The Sweets Issue
It's 2012, and everything is backward. Today, people are fighting to legalize pot—a substance that was pounded into our child brains as bad bad BAD—yet control delicious, harmless sugar, a substance that was poured into our child mouths. There are candy taxes, advertising restrictions, and product size regulations: The War on Sugar is America's new War on Drugs.
Sugar is now a political stance. First Lady Michelle Obama tells us to stop eating sugar, to eat more vegetables. New York mayor Michael Bloomberg wants to ban the sale of large containers of soda and sugar-filled drinks.

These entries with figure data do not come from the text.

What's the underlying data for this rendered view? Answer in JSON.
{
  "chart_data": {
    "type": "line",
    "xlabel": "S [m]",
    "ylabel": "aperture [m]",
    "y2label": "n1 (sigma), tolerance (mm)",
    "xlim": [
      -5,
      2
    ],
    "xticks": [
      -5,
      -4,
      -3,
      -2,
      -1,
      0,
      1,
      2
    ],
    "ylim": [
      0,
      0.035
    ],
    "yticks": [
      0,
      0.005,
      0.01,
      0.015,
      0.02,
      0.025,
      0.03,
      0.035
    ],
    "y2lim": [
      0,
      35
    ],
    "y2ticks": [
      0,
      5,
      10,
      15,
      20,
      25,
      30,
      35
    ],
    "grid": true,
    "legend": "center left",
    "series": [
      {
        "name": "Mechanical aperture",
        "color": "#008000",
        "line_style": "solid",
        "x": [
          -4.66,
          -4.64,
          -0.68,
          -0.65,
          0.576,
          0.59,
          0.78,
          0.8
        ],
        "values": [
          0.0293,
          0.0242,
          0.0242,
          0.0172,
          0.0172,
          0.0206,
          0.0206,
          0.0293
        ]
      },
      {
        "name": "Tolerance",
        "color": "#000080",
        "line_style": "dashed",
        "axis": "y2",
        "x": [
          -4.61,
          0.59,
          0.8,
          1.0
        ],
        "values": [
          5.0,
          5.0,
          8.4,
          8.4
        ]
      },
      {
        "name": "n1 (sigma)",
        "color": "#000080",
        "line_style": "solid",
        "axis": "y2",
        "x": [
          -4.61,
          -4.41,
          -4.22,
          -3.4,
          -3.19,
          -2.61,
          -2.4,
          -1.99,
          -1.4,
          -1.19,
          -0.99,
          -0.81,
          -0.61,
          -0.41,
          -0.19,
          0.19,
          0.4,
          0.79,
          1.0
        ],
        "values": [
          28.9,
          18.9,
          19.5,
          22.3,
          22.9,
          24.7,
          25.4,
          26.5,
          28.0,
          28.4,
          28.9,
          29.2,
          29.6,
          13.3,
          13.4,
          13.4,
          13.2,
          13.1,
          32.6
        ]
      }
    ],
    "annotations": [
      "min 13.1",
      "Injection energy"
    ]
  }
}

Our nation is getting fat and sick. Type 2 diabetes rates are up 90 percent in the last decade. By 2030, 42 percent of Americans will be obese.
Despite the public outcry against sugar, throw a rock in Seattle and it will hit a new cupcake shop, ice cream parlor, candy store, or specialty boutique bakery.
Even if you purposefully avoid the sugar sellers on every block, the white stuff is waiting for you in foods where you wouldn't expect to find it. Take a look through your cupboard and refrigerator—it's there, hiding behind names like "corn syrup," "dextrose," "glucose," "fructose," and "maltose." There are literally dozens of forms of it, but scientifically, it's ALL SUGAR. It's in salad dressing, ketchup, and spaghetti sauce.
Like the rest of America's, my personal relationship with sugar is a sordid affair—yours probably is, too. A study by Dr. Robert Lustig, a California-based endocrinologist, claims that sugar can be as addictive as cocaine. "It causes a euphoric effect that triggers dopamine, the chemical that controls pleasure in the brain," he stated on 60 Minutes in April.
Once we have it, we want more, more, MORE!
As I've written about in the past, I spent one winter staving off depression by way of baking hundreds of batches of cookies, and I am not exaggerating when I say that those cookies helped save my life. Sugar, you're so great!
But I've also written about trying to kick my cupcake-a-day habit by way of fasts and detoxes and self-help books. I've chugged ground-up corn husk and eaten a potato every night before bed, but the pie kept calling my name. Sugar, you bitch.
My love/hate relationship with the stuff recently magnified times infinity, as I finally put my self-taught baking talents (culminated from years of cookie and cake cravings) to good use. I wrote a cookbook called Bake It in a Cupcake: 50 Treats with a Surprise Inside, which is dedicated to all the things you can bake into cupcakes—baklava, mini cherry pies, brownies, and macaroons. It's totally ridiculous, I know, but it is pretty awesome (it will be out October 2 thanks to Andrews McMeel Publishing).
I created all the recipes in the book, and tested them over and over again. Testing means tasting. Lots and lots of tasting. With the extra baking, tasting, and sitting down to write the book more often than getting up and moving came more extra pounds than I care to admit in print. Don't get me wrong—I'm so excited about the cookbook! And I'm really fucking proud of it. But fuck, man, sugar really is a cruel mistress, on both a human and a national level.
Which leads us to this package of stories. All these pieces are about both the bright and the dark side of sugary treats, and the deeply conflicted relationship we have with them.
Self-admitted cookie dough addict Cienna Madrid comes face-to-face with her supplier, Cougar Mountain Baking Company (see here). We learn about how hard bees work (they visit millions of flowers!) just so you can sweeten up your tea (see here). There are stories about the dangerous desserts that are set aflame (here) and the funny characters who are lighting the match (here); there are love letters to the gross candy we can't get enough of (here) and the ice cream makers we love (here), and the pastries and sundaes we shove in our faces even though we know doing so could be a hazard to our health (here and here).
Welcome to the other side of sugar. It might be dark, but with the average American consuming 167.3 cups of sugar a year, it's certainly not a lonely place.